- Born: July 24, 1956 (age 68) Mejicanos, El Salvador
- Known for: Artist
- Spouse: Edmidlia Guzman
- Website: instagram.com/acrespines/

= Augusto Crespin =

Salvadoran painter

Augusto Crespin is a Salvadorans artist known for his ink drawings, paintings, and engravings, and illustrations.

== Early life and education ==
Crespinwas born in El Salvador in July 1956. He studied ink drawing and painting in the Academy of Valero Lecha from 1969 to 1973, engraving with the Japanese master Futaba Ando in the Centro de Artes de El Salvador in 1975, and further studies in engraving with the Japanese masters Hodaka Yoshida and Futaba Ando in the University of Costa Rica in 1981.

== Career ==
Crespin has participated in over 100 collective exhibitions in Asia, Europe and America, including Germany, Canada, Costa Rica and Japan. He has also had 32 individual exhibitions ranging from Canada, Germany, Denmark and Costa Rica to El Salvador.

Crespin held office as national director of arts at the Ministry of Culture of El Salvador during 2015. Since then he has stayed at the Ministry of Culture, acting as Director of National Collection of Visual Arts from 2016 to 2018 and is currently director of the San Jacinto Exhibition Hall.

Using his experience growing up during the Salvadoran Civil War, Crespin frequently conveys social criticism in his ink drawings and paintings. This translates into depictions of violence and deformities in times of war, and of poetic beauty during peace times.

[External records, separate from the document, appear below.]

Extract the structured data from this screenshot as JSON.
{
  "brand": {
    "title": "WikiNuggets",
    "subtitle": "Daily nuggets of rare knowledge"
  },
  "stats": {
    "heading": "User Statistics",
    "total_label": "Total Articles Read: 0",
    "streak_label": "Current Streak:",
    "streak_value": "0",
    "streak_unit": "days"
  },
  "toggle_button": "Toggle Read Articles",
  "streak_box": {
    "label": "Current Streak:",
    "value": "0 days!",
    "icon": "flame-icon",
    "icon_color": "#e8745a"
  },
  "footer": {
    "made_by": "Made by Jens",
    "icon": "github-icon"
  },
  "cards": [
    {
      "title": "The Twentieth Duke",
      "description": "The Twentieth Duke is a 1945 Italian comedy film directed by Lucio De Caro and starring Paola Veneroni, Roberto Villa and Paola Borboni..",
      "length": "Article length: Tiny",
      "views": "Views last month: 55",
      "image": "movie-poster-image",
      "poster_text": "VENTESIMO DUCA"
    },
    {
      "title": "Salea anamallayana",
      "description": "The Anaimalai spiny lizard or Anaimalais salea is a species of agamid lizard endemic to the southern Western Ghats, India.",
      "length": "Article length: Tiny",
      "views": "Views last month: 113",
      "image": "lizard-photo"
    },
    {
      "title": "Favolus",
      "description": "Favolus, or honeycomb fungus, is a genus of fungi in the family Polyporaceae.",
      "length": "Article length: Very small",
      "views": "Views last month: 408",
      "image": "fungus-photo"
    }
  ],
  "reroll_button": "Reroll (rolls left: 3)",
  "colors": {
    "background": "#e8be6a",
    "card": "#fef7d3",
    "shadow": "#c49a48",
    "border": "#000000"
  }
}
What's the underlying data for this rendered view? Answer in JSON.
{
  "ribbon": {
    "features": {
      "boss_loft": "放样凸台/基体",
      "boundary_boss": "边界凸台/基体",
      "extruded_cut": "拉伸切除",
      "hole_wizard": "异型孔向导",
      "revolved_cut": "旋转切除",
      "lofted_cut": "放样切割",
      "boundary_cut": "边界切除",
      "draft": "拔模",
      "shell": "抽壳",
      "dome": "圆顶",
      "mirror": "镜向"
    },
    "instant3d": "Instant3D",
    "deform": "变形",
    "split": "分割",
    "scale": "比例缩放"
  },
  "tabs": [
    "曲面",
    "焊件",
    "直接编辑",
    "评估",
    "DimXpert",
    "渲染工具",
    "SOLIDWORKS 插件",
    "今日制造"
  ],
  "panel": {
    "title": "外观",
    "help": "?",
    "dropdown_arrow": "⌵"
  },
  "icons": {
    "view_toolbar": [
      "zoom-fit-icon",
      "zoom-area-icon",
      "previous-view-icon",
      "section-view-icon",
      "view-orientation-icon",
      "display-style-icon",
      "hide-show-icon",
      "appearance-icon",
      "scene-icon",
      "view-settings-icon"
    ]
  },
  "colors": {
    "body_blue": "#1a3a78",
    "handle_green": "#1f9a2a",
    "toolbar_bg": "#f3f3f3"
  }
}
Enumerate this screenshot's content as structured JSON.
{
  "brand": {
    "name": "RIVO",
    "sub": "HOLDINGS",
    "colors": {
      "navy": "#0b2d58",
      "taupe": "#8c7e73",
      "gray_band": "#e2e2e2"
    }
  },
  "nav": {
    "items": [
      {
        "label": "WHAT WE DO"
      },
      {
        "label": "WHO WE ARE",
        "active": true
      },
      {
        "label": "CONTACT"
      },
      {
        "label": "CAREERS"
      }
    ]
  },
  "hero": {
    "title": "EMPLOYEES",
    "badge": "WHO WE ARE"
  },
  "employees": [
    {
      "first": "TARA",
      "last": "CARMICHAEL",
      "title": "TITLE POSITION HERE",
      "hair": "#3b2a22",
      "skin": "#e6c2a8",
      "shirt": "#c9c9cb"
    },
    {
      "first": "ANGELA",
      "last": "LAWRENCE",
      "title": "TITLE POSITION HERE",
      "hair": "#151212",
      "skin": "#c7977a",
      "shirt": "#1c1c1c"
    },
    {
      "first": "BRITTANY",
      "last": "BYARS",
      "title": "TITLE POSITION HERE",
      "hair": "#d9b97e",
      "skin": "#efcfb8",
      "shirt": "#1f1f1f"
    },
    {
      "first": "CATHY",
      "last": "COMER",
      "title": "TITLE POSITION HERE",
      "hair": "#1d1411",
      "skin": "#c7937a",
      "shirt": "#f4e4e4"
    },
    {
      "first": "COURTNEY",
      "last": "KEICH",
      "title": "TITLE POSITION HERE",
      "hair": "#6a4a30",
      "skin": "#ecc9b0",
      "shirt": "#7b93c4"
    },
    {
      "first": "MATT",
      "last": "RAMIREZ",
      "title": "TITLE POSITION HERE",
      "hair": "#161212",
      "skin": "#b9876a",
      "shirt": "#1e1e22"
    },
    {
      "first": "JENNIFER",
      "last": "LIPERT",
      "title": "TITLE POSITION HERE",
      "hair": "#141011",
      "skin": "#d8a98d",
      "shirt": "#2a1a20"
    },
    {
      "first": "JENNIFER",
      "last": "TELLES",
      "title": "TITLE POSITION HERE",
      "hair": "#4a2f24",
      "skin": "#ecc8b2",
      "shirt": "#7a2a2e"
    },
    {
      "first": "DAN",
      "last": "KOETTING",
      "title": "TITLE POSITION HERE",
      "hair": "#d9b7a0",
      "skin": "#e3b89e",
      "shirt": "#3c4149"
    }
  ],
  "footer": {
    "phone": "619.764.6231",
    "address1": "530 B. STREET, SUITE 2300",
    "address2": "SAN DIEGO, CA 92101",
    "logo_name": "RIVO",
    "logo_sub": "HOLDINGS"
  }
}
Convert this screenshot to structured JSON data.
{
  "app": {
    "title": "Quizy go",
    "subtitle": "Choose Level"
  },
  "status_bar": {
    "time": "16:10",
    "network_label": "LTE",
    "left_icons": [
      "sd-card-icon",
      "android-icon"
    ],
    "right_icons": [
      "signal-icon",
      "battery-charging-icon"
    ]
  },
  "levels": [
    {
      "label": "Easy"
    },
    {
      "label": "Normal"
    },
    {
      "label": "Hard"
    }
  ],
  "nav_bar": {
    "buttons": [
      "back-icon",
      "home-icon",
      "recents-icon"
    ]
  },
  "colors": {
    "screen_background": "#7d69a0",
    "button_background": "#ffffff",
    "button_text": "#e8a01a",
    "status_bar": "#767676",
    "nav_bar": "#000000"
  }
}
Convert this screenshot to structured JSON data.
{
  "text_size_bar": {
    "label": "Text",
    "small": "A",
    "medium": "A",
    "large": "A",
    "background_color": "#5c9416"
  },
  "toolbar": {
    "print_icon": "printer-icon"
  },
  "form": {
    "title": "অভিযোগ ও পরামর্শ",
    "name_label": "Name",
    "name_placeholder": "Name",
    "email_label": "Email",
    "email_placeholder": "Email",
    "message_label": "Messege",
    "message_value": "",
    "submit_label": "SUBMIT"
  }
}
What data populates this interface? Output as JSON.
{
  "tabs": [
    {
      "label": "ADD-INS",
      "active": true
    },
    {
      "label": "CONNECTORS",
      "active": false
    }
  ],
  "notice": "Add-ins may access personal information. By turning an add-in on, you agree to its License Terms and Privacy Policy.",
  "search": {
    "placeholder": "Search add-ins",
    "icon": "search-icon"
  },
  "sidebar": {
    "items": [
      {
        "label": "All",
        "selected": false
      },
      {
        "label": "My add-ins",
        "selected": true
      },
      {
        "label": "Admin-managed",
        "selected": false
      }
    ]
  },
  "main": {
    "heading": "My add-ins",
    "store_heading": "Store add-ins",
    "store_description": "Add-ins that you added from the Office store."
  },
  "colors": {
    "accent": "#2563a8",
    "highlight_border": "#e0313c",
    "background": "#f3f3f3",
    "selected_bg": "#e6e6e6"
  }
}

Crespin had previously explained the concept to which he adheres in search for inspiration through a monologue he gave during an interview in War Zones:

"...I know these streets, I know this city [San Salvador], I have seen it change... I have seen it fall down from bombs, no? So in this way I have seen... The demonstration when Monsignor Romero died, it was an enormous multitude in the streets of San Salvador. And to see this multitude and to hear the gunshots and see all those scenes, it touches you, it hits you, no? You realize that the painting you did, which I did, in earlier years, didn't respond to the moment being lived. So to see all this pain, all this desperation, I realized that in my painting I had to vary, to change, because I consider that painters have to be present with their epoch. If not, what will the future say, when they look and see the work, the results of an author, if he didn't paint his period?"